Retaining invalid records is the default behavior for expectations. Records that violate the expectation are added to the target dataset along with valid records. If you specify ON VIOLATION DROP ROW, then records that violate the expectation are dropped from the target dataset. Finally, if you specify ON VIOLATION FAIL UPDATE, then the system atomically rolls back the transaction.

Apply transformations

You can transform the data using a query, just like with standard SQL commands. In the following example, we define another materialized view that aggregates data.

CREATE OR REFRESH MATERIALIZED VIEW aggregated_covid_data
COMMENT "Aggregated daily data for the US with total counts."
AS
SELECT
   Report_Date,
   sum(Confirmed) as Total_Confirmed,
   sum(Deaths) as Total_Deaths,
   sum(Recovered) as Total_Recovered
FROM live.processed_covid_data
GROUP BY Report_Date;

Execute and monitor the ETL pipeline

After you defined the code in notebooks or source code files, you can start the ETL pipeline. There's a visual interface you can use to monitor the execution:

Screenshot showing Databricks Pipeline execution.

The pipeline graph appears as soon as an update to a pipeline has successfully started. Arrows represent dependencies between data sets in your pipeline.

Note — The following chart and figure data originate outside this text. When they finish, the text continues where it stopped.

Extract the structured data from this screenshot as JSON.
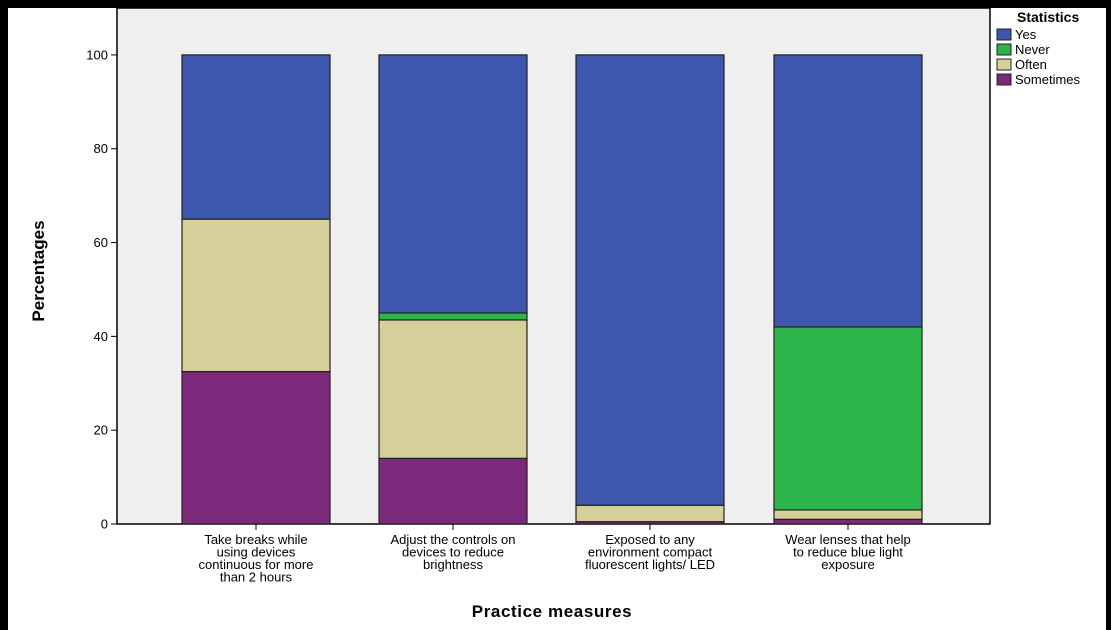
{
  "chart_data": {
    "type": "bar",
    "stacked": true,
    "title": "",
    "xlabel": "Practice measures",
    "ylabel": "Percentages",
    "ylim": [
      0,
      110
    ],
    "yticks": [
      0,
      20,
      40,
      60,
      80,
      100
    ],
    "grid": false,
    "legend": {
      "title": "Statistics",
      "position": "top-right"
    },
    "categories": [
      [
        "Take breaks while",
        "using devices",
        "continuous for more",
        "than 2 hours"
      ],
      [
        "Adjust the controls on",
        "devices to reduce",
        "brightness"
      ],
      [
        "Exposed to any",
        "environment compact",
        "fluorescent lights/ LED"
      ],
      [
        "Wear lenses that help",
        "to reduce blue light",
        "exposure"
      ]
    ],
    "series": [
      {
        "name": "Sometimes",
        "color": "#7b2a7b",
        "values": [
          32.5,
          14,
          0.5,
          1
        ]
      },
      {
        "name": "Often",
        "color": "#d5d09a",
        "values": [
          32.5,
          29.5,
          3.5,
          2
        ]
      },
      {
        "name": "Never",
        "color": "#2db44a",
        "values": [
          0,
          1.5,
          0,
          39
        ]
      },
      {
        "name": "Yes",
        "color": "#3c57ad",
        "values": [
          35,
          55,
          96,
          58
        ]
      }
    ],
    "legend_order": [
      "Yes",
      "Never",
      "Often",
      "Sometimes"
    ],
    "plot_background": "#efefef"
  }
}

By default, the pipeline details page shows the most recent update for the table, but you can select older updates from a drop-down menu.

Lakeflow Declarative Pipelines support tasks such as:

  • Observing the progress and status of pipeline updates.
  • Alerting on pipeline events such as the success or failure of pipeline updates.
  • Viewing metrics for streaming sources like Apache Kafka and Auto Loader.
  • Receiving email notifications when a pipeline update fails or completes successfully.